Pencemaran PKS PT SBS Masih Berlangsung, Dirjen LH dan Kadis LH Pasbar Tak Kunjung Beri Sanksi Tegas !

Di Baca : 3217 Kali
Pencemaran lingkungan baik udara dan limbah cair pabrik kelapa sawit (PKS) PT Sari Buah Sawit (PT SBS) di Kecamatan Kinali Kabupaten Pasaman Barat Sumbar masih terus berlangsung warga tak tahan lagi, sementara Pemerintah RI, Dirjen LH RI, Kadis Dinas Lingkungan Hidup Pasaman Barat Edison Zelmi SSTP belum memberikan sanksi tegas hingga Sabtu (8/2/2025). (Dok. Warga)
 

Kasus pencemaran lingkungan oleh limbah sawit pabrik kelapa sawit (PKS) PT Sari Buah Sawit (PT SBS) di Jorong Langgam Sepakat Kecamatan Kinali Kabupaten Pasaman Barat Provinsi Sumatera Barat temuan Tim Kementerian Lingkungan Hidup RI pada  2-5 Desember 2024 lalu, hingga Jumat 17 Januari 2025 belum ditindak tegas serius oleh pihak Kementerian Lingkungan Hidup RI bersama Dinas Lingkungan Hidup dan Dinas Perkebunan Pasaman Barat.

Kedua instansi Pemerintah yang pertama dan kedua ini saling main "pingpong" saling buang badan siapa yang seharusnya mengambil tindakan tegas menindak PT SBS ini.

Menariknya, masyarakat sudah sering melaporkan kasus limbah PT SBS ini. Dan sudah berkali-kali juga tim DLH Pasaman Barat turun menyelidiki limbah tersebut sejak 2023-2024. Tapi masyarakat korban limbah tidak tahu apakah Dinas Lingkungan Hidup Pasbar sudah memberi sanksi ke PT SBS yang dilaporkan warga itu. Tim Kementerian Lingkungan Hidup RI sudah turun ke PKS PT SBS ditemukan pelanggan dan terbukti adanya pencemaran limbah PT SBS.

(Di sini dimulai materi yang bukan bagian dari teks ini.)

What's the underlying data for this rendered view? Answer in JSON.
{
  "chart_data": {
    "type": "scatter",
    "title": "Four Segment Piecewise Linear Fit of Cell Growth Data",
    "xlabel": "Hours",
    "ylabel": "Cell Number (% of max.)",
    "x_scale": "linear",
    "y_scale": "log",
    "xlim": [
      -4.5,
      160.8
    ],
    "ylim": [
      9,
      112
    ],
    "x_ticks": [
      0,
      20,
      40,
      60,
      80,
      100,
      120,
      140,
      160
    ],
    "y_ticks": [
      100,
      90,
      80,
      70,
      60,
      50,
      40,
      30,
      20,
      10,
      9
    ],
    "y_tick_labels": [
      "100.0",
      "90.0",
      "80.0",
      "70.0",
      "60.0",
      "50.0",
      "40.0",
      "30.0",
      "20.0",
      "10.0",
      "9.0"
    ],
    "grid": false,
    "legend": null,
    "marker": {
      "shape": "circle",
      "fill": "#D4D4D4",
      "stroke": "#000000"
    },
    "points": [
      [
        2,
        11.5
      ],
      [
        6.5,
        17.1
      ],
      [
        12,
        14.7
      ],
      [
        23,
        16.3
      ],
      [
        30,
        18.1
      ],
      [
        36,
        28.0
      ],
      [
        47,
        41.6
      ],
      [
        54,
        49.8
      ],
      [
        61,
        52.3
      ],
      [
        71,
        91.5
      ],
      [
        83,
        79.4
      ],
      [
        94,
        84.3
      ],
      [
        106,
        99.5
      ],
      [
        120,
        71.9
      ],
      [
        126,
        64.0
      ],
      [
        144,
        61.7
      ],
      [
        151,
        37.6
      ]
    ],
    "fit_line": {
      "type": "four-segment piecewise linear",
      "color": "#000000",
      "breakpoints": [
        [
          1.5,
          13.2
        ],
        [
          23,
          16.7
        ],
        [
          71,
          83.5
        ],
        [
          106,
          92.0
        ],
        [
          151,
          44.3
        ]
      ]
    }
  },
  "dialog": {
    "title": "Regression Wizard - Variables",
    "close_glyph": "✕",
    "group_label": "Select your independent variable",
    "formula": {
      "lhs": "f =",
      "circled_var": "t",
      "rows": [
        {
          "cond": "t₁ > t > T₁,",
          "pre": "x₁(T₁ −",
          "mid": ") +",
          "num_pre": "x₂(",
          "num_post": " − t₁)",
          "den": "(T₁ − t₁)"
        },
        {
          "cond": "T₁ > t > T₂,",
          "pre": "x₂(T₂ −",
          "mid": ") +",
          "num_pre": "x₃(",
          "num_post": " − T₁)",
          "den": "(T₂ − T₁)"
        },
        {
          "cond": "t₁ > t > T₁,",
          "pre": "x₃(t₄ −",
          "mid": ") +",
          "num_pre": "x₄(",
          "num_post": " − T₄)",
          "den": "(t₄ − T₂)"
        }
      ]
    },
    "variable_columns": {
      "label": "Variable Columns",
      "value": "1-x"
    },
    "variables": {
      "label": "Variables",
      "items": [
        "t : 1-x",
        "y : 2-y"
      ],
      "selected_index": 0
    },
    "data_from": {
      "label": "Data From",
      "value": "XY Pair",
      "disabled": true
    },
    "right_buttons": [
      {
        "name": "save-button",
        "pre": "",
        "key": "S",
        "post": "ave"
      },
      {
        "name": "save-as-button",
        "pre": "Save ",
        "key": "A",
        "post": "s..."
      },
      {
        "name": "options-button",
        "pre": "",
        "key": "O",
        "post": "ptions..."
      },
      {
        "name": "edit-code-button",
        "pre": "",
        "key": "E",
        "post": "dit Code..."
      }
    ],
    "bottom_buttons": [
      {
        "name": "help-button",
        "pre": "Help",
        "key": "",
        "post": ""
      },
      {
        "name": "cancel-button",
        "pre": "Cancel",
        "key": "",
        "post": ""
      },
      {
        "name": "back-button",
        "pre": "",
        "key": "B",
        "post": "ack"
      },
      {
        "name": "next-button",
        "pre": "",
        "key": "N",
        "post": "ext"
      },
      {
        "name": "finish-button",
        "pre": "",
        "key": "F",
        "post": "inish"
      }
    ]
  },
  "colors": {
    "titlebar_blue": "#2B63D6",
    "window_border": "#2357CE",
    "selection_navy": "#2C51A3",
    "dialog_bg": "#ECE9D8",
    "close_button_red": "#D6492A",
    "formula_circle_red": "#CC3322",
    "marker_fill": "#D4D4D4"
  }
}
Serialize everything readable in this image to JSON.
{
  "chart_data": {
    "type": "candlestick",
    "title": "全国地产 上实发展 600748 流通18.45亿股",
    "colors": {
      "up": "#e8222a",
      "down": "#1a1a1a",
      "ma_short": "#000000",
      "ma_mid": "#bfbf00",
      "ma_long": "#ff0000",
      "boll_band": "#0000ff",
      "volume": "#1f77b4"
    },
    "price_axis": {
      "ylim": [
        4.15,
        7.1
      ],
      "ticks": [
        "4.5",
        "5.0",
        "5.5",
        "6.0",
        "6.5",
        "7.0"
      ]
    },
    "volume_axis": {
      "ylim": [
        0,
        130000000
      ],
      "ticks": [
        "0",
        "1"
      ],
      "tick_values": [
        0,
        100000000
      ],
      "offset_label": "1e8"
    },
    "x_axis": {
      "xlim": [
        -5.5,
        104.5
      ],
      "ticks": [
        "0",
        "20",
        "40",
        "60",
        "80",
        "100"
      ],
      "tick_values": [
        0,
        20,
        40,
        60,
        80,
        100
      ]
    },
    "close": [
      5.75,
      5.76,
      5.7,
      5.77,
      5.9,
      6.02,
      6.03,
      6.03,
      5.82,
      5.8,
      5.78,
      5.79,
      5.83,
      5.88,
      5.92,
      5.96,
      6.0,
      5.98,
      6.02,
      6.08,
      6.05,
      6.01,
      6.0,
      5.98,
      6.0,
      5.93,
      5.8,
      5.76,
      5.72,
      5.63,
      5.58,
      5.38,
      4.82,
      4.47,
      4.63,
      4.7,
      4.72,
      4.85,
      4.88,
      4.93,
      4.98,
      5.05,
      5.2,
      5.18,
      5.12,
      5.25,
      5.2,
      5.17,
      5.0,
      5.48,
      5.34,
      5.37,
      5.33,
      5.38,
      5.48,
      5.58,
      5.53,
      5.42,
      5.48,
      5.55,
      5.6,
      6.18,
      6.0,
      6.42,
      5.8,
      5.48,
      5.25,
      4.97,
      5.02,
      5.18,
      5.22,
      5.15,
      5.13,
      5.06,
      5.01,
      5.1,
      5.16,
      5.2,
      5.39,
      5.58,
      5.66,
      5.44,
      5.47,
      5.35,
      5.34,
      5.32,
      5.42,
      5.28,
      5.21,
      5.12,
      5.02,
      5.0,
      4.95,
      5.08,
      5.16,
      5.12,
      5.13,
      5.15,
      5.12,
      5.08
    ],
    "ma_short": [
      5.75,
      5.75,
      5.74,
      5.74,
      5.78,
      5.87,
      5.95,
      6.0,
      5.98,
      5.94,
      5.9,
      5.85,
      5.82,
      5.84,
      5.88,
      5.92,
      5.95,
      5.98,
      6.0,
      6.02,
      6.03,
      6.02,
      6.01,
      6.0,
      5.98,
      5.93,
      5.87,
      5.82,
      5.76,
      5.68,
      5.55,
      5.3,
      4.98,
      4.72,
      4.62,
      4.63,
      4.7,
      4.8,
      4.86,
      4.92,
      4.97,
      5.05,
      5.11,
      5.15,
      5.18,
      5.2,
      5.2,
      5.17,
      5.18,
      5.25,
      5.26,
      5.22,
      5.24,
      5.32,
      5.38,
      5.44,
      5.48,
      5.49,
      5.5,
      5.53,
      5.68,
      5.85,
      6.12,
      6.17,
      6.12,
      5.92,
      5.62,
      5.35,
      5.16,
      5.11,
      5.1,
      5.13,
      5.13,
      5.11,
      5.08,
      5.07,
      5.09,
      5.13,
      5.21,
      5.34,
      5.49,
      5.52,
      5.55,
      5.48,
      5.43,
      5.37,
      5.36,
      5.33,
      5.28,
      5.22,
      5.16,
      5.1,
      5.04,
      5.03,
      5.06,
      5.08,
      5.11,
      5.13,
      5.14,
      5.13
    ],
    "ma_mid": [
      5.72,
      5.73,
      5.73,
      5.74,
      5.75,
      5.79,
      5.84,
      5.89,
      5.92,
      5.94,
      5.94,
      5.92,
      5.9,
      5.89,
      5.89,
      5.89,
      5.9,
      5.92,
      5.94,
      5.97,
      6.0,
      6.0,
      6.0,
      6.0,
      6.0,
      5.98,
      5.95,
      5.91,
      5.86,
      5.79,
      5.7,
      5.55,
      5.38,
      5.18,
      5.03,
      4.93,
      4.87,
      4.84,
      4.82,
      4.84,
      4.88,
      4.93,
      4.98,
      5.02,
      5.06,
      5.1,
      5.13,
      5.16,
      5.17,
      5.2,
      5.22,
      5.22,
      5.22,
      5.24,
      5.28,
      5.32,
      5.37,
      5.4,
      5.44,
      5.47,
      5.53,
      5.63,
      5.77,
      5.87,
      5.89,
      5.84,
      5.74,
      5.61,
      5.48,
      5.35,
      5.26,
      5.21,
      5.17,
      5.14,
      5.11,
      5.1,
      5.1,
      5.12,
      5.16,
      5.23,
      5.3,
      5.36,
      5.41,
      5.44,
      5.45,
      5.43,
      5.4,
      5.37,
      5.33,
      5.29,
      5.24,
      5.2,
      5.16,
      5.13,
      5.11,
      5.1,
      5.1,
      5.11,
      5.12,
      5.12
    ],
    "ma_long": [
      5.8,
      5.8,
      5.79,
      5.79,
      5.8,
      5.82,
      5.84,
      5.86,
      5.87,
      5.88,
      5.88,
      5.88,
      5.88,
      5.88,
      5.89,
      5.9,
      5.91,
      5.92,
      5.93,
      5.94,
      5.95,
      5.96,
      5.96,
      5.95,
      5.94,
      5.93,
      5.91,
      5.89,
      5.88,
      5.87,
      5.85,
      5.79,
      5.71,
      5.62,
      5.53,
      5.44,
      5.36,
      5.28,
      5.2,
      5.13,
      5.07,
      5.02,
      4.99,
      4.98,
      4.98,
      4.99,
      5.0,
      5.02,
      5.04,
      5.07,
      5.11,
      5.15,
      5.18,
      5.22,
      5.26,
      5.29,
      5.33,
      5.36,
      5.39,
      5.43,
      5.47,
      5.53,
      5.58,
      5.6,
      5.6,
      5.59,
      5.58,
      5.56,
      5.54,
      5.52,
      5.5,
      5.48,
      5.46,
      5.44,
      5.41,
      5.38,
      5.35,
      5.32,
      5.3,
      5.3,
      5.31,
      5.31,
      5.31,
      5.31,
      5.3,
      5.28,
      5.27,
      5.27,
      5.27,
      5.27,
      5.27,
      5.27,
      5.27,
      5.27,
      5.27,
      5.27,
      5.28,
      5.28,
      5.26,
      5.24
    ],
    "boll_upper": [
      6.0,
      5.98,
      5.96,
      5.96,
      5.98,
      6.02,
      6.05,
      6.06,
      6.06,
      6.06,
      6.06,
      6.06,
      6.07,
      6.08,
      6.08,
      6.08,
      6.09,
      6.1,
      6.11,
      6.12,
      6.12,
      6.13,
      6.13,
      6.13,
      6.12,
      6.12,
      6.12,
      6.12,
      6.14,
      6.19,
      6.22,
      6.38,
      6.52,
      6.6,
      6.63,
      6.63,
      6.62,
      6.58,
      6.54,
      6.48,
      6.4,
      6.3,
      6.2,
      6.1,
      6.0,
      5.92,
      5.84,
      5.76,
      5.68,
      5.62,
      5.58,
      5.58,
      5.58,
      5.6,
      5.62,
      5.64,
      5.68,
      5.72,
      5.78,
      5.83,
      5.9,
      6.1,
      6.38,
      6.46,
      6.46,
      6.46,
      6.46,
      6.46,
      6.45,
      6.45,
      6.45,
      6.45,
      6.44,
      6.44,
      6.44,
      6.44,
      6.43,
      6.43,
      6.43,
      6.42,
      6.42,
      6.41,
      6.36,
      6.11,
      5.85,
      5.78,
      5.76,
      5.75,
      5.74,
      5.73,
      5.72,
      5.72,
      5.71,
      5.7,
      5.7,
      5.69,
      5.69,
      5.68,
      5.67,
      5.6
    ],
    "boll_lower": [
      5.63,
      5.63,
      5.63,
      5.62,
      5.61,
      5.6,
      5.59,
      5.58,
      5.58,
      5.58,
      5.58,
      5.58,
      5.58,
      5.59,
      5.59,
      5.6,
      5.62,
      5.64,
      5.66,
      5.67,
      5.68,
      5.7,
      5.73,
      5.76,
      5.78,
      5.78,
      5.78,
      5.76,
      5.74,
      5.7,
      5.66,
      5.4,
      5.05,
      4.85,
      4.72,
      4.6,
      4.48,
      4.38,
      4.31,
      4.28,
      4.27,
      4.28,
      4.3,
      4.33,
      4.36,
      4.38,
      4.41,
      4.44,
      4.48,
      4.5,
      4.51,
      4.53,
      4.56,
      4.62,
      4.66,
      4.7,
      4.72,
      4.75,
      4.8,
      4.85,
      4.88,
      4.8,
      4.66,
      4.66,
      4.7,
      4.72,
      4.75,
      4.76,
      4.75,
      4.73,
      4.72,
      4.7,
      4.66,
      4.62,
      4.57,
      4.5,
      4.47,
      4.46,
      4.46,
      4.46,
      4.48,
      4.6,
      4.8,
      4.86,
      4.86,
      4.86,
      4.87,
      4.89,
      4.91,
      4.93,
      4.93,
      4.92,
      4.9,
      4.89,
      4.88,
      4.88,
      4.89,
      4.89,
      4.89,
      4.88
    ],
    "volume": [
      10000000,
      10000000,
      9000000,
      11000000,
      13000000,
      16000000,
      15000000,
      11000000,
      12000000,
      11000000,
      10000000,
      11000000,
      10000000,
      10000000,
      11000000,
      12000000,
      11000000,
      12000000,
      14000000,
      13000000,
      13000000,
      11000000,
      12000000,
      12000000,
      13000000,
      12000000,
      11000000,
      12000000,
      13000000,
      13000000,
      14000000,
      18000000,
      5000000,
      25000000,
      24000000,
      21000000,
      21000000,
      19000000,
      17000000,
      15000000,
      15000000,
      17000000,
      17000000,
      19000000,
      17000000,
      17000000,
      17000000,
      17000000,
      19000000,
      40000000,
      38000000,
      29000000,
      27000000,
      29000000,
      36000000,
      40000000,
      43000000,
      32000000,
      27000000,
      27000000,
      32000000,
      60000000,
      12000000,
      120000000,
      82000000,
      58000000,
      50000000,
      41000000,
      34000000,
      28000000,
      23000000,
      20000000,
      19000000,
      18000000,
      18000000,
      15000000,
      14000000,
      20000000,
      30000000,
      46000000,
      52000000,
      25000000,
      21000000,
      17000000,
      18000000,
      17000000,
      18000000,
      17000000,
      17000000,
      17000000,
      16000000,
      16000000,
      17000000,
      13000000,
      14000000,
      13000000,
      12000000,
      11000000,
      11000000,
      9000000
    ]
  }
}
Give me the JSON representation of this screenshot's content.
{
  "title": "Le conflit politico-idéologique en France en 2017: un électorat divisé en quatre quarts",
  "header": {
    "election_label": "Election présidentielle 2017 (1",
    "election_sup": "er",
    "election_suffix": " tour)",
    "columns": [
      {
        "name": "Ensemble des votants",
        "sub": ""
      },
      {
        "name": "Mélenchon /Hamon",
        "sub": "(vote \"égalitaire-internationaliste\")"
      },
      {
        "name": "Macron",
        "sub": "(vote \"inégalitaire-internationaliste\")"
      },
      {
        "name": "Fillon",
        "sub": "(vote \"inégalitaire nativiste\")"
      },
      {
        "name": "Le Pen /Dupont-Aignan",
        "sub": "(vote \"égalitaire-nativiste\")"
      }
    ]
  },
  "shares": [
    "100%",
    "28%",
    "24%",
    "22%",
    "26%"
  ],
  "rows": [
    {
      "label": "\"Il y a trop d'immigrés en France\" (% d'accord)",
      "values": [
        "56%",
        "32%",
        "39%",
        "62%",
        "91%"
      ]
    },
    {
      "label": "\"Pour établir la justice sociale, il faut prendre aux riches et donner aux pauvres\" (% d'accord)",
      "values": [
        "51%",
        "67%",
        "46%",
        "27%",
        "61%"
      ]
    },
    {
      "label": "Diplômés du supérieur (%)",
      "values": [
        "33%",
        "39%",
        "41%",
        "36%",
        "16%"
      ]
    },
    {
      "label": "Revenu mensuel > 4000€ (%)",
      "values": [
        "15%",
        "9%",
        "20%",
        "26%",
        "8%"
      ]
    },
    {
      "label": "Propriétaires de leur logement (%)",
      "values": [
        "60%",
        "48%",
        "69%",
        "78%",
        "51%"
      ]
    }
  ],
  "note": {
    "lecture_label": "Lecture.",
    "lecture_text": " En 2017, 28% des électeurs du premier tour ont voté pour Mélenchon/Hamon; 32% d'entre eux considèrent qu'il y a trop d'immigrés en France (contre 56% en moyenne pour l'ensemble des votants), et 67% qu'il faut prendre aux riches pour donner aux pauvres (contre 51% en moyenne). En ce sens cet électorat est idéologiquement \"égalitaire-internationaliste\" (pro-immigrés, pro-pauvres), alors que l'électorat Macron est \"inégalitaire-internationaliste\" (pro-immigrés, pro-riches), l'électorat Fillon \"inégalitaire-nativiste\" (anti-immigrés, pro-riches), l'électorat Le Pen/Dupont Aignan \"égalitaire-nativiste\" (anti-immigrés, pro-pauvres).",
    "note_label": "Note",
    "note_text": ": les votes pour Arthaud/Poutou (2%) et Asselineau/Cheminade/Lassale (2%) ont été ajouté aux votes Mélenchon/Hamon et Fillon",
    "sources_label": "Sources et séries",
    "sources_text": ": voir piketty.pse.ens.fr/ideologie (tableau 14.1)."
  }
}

Kepala Dinas Lingkungan Hidup Pasaman Barat (Pasbar), Edison yang ditemui dikonfirmasi wartawan di ruang kerjanya Selasa (14/1/2025) menegaskan belum bisa mengambil tindakan administratif dan denda kepada PT SBS yang sudah terbukti melakukan pelanggaran lingkungan hidup karena alasannya sedang minta petunjuk kepada Kementerian LH RI karena ada Permen LH yang baru No.14/2024 bagaimana tata cara memberikan sanksi administratif dan dendanya.

"Kami zoom meeting dulu sama Kementerian Senin. Jika ada petunjuk dari Kementerian tentang sanksi administratif dan dendanya, akan kami putuskan Bupati Pasbar teken suratnya. Kalau tutup kata Kementerian maka kami tutup PKS PT SBS ini," tegas Kadis LH Pasbar Edison SSTP MM.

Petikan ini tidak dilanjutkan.